Une refonte ne signifie pas tout jeter
Refondre ne veut pas dire repartir de zéro à l'aveugle. Les contenus qui performent, les pages bien référencées, les visuels de qualité et la base de données peuvent être repris. Le travail consiste à conserver ce qui marche, à reconstruire ce qui freine, et à moderniser l'ensemble sur une fondation technique propre. Une bonne refonte est autant une opération de tri qu'une opération de création.
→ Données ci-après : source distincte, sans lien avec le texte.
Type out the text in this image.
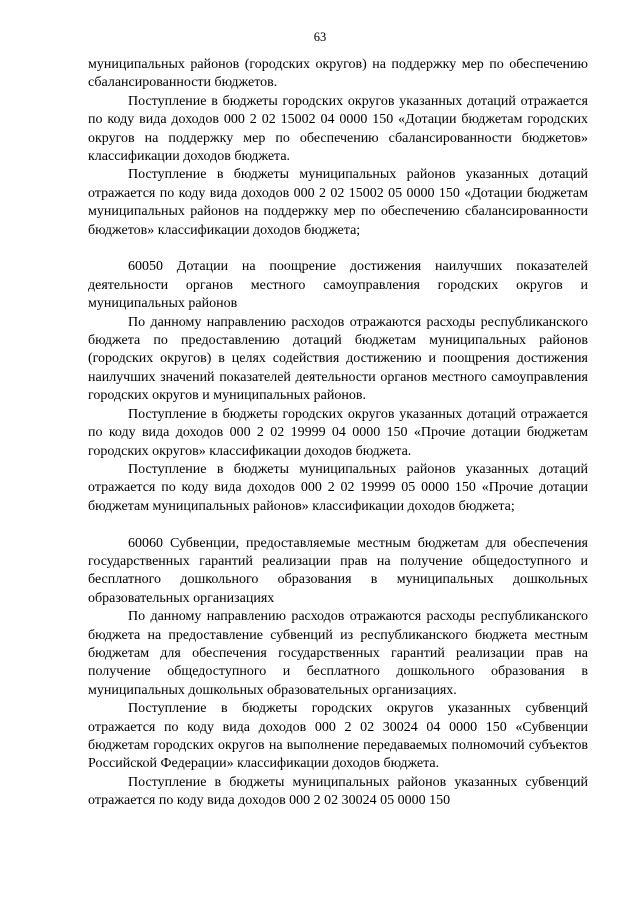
63

муниципальных районов (городских округов) на поддержку мер по обеспечению сбалансированности бюджетов.

Поступление в бюджеты городских округов указанных дотаций отражается по коду вида доходов 000 2 02 15002 04 0000 150 «Дотации бюджетам городских округов на поддержку мер по обеспечению сбалансированности бюджетов» классификации доходов бюджета.

Поступление в бюджеты муниципальных районов указанных дотаций отражается по коду вида доходов 000 2 02 15002 05 0000 150 «Дотации бюджетам муниципальных районов на поддержку мер по обеспечению сбалансированности бюджетов» классификации доходов бюджета;

60050 Дотации на поощрение достижения наилучших показателей деятельности органов местного самоуправления городских округов и муниципальных районов

По данному направлению расходов отражаются расходы республиканского бюджета по предоставлению дотаций бюджетам муниципальных районов (городских округов) в целях содействия достижению и поощрения достижения наилучших значений показателей деятельности органов местного самоуправления городских округов и муниципальных районов.

Поступление в бюджеты городских округов указанных дотаций отражается по коду вида доходов 000 2 02 19999 04 0000 150 «Прочие дотации бюджетам городских округов» классификации доходов бюджета.

Поступление в бюджеты муниципальных районов указанных дотаций отражается по коду вида доходов 000 2 02 19999 05 0000 150 «Прочие дотации бюджетам муниципальных районов» классификации доходов бюджета;

60060 Субвенции, предоставляемые местным бюджетам для обеспечения государственных гарантий реализации прав на получение общедоступного и бесплатного дошкольного образования в муниципальных дошкольных образовательных организациях

По данному направлению расходов отражаются расходы республиканского бюджета на предоставление субвенций из республиканского бюджета местным бюджетам для обеспечения государственных гарантий реализации прав на получение общедоступного и бесплатного дошкольного образования в муниципальных дошкольных образовательных организациях.

Поступление в бюджеты городских округов указанных субвенций отражается по коду вида доходов 000 2 02 30024 04 0000 150 «Субвенции бюджетам городских округов на выполнение передаваемых полномочий субъектов Российской Федерации» классификации доходов бюджета.

Поступление в бюджеты муниципальных районов указанных субвенций отражается по коду вида доходов 000 2 02 30024 05 0000 150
Protéger son référencement pendant l'opération
C'est le point le plus sensible, et la première cause de déconvenue après une refonte. Pour éviter toute chute de trafic, on conserve les URL ou on met en place des redirections 301 vers les nouvelles adresses, on reprend les balises et les contenus qui rankent, et on contrôle l'indexation après la mise en ligne. Bien menée, une refonte renforce le SEO au lieu de le sacrifier.
Combien ça coûte, et en combien de temps ?
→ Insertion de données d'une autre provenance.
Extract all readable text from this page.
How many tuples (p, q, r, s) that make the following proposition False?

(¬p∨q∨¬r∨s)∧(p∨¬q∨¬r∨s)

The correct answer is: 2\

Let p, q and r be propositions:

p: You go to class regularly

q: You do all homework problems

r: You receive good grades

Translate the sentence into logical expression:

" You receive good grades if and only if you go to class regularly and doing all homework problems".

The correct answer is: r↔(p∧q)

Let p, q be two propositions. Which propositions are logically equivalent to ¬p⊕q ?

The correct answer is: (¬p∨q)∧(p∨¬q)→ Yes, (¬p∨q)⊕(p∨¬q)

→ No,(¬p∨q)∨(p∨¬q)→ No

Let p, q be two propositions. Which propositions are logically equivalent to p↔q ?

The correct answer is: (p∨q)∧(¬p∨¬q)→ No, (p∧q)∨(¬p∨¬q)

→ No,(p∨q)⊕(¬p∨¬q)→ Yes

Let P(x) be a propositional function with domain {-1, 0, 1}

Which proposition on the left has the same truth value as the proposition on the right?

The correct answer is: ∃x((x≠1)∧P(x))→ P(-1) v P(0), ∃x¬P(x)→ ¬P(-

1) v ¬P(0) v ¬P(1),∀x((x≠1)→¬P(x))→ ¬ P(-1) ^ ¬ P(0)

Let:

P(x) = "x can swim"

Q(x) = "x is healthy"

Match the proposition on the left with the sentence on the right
Pour un site vitrine professionnel, comptez en général de 3 000 à 8 000 € et un délai de 6 à 12 semaines. Une refonte avec e-commerce, espace client ou multilingue dépasse souvent 10 000 € et s'étale sur plusieurs mois. Ces fourchettes dépendent du nombre de pages, de la reprise des contenus et du niveau d'exigence. Pour aller plus loin sur les budgets, voyez mon guide des prix de création d'un site internet.
Comment j'aborde une refonte chez ReydenWeb
ReydenWeb, c'est moi : Driss Redouane, expert web indépendant et développeur full-stack senior, basé à Bordeaux et disponible partout en France comme à distance. Quand vous me confiez une refonte, vous traitez directement avec celui qui audite, conçoit et code votre nouveau site, sans intermédiaire ni couche commerciale entre nous.
Je commence toujours par un diagnostic honnête : parfois, après examen, un site n'a pas besoin d'être refait mais simplement corrigé sur deux ou trois points. Je vous le dis franchement, quitte à ne pas vous vendre de refonte. Quand la reconstruction se justifie, je trie ce qui mérite d'être conservé, je sécurise le référencement avec un plan de redirections soigné, et je bâtis sur une fondation moderne, rapide, mobile et accessible dès la conception.
Le code vous appartient, l'hébergement s'installe sur l'infrastructure de votre choix, et vous restez libre de confier la maintenance à qui vous voulez ensuite. Mon objectif n'est pas de livrer le site le moins cher, mais un site conçu pour tenir plusieurs années sans repasser par la case refonte.
Un site internet n'est pas un objet qu'on achète une fois pour toutes : c'est un outil vivant. La bonne question n'est jamais "mon site est-il vieux", mais "continue-t-il à m'apporter des clients". Le jour où il coûte plus qu'il ne rapporte, refondre n'est plus une dépense, c'est un investissement qui se rembourse.